I just laughed politely, but certainly knew the truth! I think he was just making small talk anyway. I find it's generally best to say as little as possible anyway and just try to get through the checkpoint before they decide they need to do a "random search" or additional questioning or something. So he lets me go on my way and I get to the gate. I make a point of looking out the window to see if the plane is there, and it is. I have about an hour before the flight is scheduled to leave, so I just chill out. Soon, the crew shows up, so at least I don't have to worry about that! The flight actually leaves on time, and arrives on time in Philly. I have a short layover this time, maybe 30 minutes before boarding starts. I grab a quick snack while I wait. The flight from Philly actually leaves on time also! I'm starting to think maybe I was a little too harsh in my opinion of them on the flight up... Maybe they're not so bad after all. We get into RDU on time... Looking good. I go down to baggage claim and wait for my bags. I'm sure you see where this is leading by now... After waiting and waiting, it was obvious my bags were not there. Now, there was at least an hour in Philly between the flights, so there's no excuse for my bags to not make the connection. But the idiots at US Air found a way to screw it up of course. Conclusion: US Air is the worst airline -- EVER. Screw you US Air -- I'll never fly your crappy airline again!

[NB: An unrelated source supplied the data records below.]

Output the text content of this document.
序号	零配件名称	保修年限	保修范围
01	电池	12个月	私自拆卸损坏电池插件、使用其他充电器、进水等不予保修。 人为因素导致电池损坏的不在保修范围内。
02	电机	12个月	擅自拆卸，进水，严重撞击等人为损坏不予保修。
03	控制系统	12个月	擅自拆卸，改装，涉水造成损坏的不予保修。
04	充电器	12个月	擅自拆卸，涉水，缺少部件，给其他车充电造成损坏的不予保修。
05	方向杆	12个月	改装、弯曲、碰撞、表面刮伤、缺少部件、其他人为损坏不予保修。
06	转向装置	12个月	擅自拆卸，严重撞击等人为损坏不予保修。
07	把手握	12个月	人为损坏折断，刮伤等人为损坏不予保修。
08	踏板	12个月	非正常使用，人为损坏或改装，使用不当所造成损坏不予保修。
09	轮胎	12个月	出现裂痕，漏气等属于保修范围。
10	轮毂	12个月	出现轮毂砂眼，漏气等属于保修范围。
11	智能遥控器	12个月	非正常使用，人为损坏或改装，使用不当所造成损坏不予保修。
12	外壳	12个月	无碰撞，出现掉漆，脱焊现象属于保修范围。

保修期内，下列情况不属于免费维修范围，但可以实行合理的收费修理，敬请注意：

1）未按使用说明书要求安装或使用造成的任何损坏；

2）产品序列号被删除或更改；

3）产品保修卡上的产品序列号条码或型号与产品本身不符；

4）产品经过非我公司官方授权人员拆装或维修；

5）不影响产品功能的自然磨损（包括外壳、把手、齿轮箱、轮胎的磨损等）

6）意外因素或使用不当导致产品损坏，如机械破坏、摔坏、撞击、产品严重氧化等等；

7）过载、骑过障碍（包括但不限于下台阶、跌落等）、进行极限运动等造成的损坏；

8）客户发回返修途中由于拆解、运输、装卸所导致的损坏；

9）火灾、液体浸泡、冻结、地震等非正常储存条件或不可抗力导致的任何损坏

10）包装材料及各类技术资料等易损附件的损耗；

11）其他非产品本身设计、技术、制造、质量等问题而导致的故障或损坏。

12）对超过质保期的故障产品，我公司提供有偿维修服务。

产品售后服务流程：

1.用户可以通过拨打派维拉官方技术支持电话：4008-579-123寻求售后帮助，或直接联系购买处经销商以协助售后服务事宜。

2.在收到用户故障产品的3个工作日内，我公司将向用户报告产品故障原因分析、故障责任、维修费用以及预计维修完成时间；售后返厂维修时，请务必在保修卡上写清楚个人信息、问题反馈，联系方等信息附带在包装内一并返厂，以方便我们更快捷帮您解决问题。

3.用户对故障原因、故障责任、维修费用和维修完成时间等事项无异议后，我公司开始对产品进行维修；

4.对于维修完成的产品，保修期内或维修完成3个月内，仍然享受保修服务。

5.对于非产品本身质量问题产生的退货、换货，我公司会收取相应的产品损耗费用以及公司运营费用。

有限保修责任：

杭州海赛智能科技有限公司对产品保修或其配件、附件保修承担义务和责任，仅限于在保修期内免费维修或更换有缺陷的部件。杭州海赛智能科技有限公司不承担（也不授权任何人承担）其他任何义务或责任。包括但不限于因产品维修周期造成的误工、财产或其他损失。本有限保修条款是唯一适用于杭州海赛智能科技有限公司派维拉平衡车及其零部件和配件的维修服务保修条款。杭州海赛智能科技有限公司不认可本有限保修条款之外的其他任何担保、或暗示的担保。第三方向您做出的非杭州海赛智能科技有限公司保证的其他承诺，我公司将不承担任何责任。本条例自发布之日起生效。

It's Monday now -- I took the day off work since I knew I'd need some recovery time. Slept in until 11am and have just been chilling on the couch all day... :) Here's the data from the skate. The first 5 columns are the per-section data. The next 3 are cumulative times, distances, and averages excluding breaks. The last 2 columns are cumulative data including breaks. Before looking at this just now, I didn't realize how consistent our pace was for the first 4 sections, especially sections 2-4. Then section 5 was obviously the slowest one. We probably had the worst headwinds on sections 1 & 5, so it wasn't a huge surprise that those were the slowest.

1   25.5 km    1:12:12    21.19 kph    164 bpm
2   23.5 km    1:04:05    22.00 kph    160 bpm   |   49.0 km    2:16:17 21.57 kph
3   28.8 km    1:18:54    21.90 kph    162 bpm   |   77.8 km    3:35:11 21.69 kph
break 0:4:42
4   19.0 km    0:51:28    22.15 kph    165 bpm   |   96.8 km    4:26:39 21.78 kph   |   4:31:21    21.40 kph
break 0:2:19
5   29.5 km    1:34:57    18.64 kph    162 bpm   |  126.3 km    6:02:36 20.90 kph   |   6:08:37    20.56 kph


Le Defi is a great event, and I can't thank Robert and the volunteers enough for putting it on every year. It's name (which translates to "The Montreal Island Challenge") is certainly appropriate. While it's generally flat, the urban setting has its own challenges and puts it on par with A2A in difficulty I think. You certainly have to be more aware of the surface you're skating on, and there are more twists & turns so you have to be watching for them. And you never know when an arrow might have a pile of leaves on top of it, so knowing the course or staying with someone that knows the course is a definite bonus! The event is always in late October, so it's likely to be cold... I *hate* skating in the cold, but found that it wasn't too bad this time. Dressing appropriately is definitely critical to avoid having a bad time. The course is very scenic, so even if you're not into racing, it would be a great event to do as a "tour". Anyone looking for an urban equivalent to A2A should definitely consider doing it. I'll likely be there again next year to see if maybe I can keep up with Jonathan... :)

- SM -


sommemi's picture

Road hazards...

Wow - great story! I read about Le Defi last year and wanted to go, but ... well... all the best intentions you know.

I understand how it is with the road hazards. I used to be totally fearless, until 'this one day, when I was screaming down this hill at 35 mph' and it had rained HARD the day before and there was a HUGE washout from the hill above and the whole bottom of the hill was covered in sand. Yeah - I couldn't do anything to prepare for that... I thought I could, but I just couldn't. It was much deeper than I thought it was and about 2 feet into it my skates just STOPPED. My body didn't though...

I feel your plight. GREAT JOB! I'm really impressed!